几个恶劣的行径一加起来,千姜感到颇为愤怒,但仍旧犹豫着是否要推开门,毕竟“一朝被推河,十年怕落水”。
再加上她也晓得九殿下和樊寄奴姑娘的美事,如此贸然进入,恐怕……
“千姜,你怎么还在这外面站着。”南宫鸿忽然现身,“怎么,你害怕吗?”
“没有,我只是在想进去了说点什么。”千姜只说了半分实话。
“进去再说。”南宫鸿说着,便一下踹开了门,将千姜轻轻往内一推,“我在外面守着呢,别害怕。”

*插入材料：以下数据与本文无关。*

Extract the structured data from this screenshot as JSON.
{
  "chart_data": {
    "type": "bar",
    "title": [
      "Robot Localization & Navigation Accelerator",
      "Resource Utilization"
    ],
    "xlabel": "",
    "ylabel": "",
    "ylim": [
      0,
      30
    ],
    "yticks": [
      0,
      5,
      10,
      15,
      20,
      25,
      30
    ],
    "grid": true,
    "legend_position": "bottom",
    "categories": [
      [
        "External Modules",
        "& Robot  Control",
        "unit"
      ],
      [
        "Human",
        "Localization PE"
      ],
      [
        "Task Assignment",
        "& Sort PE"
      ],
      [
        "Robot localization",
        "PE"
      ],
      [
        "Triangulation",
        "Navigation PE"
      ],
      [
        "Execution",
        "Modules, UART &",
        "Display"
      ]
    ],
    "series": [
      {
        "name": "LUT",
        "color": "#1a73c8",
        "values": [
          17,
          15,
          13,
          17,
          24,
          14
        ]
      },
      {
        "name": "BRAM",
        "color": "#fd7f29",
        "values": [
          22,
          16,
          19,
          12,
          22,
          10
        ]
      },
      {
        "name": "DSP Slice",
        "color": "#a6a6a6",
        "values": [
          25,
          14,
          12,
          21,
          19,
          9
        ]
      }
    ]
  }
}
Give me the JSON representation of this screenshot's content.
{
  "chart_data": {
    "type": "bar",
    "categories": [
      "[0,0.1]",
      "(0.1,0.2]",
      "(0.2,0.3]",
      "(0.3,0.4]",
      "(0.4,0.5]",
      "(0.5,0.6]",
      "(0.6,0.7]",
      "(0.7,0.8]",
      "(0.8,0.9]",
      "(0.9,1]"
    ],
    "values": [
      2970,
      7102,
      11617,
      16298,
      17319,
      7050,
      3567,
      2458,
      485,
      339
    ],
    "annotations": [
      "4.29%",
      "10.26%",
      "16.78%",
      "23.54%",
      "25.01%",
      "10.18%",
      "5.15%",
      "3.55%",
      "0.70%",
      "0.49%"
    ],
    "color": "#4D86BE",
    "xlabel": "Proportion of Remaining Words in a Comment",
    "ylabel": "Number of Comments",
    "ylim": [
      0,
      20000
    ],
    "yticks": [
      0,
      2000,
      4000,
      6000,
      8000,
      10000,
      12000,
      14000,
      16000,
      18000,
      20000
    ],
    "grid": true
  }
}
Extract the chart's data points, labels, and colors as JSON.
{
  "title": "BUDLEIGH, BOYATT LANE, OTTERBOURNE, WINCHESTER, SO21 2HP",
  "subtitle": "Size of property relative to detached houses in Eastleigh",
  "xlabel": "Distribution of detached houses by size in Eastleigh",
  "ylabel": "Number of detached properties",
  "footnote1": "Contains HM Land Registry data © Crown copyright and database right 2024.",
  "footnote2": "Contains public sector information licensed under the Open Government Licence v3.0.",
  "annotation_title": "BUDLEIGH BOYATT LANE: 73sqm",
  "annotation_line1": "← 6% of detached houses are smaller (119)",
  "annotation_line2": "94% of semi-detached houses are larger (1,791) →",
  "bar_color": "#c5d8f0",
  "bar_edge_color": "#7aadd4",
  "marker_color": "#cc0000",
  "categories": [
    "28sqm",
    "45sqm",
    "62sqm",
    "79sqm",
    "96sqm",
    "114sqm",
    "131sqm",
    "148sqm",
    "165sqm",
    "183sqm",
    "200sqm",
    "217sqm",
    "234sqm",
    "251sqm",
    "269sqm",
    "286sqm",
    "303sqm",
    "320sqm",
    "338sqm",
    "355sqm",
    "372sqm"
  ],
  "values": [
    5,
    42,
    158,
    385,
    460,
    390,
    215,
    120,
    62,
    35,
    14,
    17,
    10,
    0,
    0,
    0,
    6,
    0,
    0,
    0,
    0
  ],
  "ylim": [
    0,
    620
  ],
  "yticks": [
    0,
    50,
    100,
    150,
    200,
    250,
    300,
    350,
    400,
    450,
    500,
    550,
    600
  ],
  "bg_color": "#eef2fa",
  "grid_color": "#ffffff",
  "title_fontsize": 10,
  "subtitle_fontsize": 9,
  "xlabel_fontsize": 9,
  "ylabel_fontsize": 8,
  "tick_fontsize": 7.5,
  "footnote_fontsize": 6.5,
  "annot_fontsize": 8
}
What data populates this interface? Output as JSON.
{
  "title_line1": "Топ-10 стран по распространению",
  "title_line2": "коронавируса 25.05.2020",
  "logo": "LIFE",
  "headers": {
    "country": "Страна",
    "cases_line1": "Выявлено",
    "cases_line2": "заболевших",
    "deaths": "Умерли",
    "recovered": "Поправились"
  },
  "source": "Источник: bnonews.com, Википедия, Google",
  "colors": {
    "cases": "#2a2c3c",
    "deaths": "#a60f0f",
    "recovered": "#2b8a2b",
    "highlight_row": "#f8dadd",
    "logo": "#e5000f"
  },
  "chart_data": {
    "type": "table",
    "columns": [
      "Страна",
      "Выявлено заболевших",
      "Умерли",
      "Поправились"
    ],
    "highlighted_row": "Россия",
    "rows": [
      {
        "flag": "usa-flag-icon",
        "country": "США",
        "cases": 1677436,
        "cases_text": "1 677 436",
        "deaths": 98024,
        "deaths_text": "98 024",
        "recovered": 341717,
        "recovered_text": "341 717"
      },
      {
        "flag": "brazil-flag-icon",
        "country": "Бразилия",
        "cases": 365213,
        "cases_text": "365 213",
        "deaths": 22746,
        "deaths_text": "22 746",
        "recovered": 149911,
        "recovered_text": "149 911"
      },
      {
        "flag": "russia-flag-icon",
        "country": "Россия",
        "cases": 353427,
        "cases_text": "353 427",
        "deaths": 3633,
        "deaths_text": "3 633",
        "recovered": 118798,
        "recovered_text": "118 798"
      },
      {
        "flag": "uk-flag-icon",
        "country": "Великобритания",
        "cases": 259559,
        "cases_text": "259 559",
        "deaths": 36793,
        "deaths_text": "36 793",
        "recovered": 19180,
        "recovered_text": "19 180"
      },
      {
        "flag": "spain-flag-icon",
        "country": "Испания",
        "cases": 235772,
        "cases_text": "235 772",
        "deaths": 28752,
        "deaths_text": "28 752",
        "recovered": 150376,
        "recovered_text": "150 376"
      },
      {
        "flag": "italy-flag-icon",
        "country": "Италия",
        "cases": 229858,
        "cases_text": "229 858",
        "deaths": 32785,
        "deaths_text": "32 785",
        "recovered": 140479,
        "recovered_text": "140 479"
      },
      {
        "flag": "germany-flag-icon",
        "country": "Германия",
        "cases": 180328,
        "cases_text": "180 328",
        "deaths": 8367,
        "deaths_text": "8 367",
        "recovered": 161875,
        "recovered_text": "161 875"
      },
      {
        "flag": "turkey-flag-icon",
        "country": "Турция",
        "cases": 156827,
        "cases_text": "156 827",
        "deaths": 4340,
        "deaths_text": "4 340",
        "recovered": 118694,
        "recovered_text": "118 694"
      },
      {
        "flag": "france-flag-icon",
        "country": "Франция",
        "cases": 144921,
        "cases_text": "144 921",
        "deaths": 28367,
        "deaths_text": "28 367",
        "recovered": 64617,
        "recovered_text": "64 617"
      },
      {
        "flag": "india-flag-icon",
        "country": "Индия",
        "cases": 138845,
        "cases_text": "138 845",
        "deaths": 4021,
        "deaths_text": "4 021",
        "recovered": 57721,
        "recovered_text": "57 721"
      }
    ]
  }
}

千姜没想到会有这么一出,被门槛稍微绊了一下,踉踉跄跄地扶着门进了屋。
房内陈设虽朴素,却贵气逼人,正中央的墙面上挂了一幅画,似乎是雪国风光。画下是一方烛台,烛光赋予了绘画沧桑感,也赋予了正襟危坐之人威严感。
正是仓使。
抱着琵琶的樊寄奴一时间不知所措。本来五皇子把九殿下宿渊安置在北郊,一方面就是图此地清净,不让他与世俗过多接触,没想到还有人胆敢横冲直撞,打扰私人会面,也不晓得是何方神圣。
樊寄奴上下打量了一番来者,见女子眉清目秀,衣着朴素,像是民间工匠,为了让浓密的发丝不至于在干活时遮住眼睛,发间缠绕着一块深棕色的布。
此人双瞳剪水,正直勾勾盯着殿下。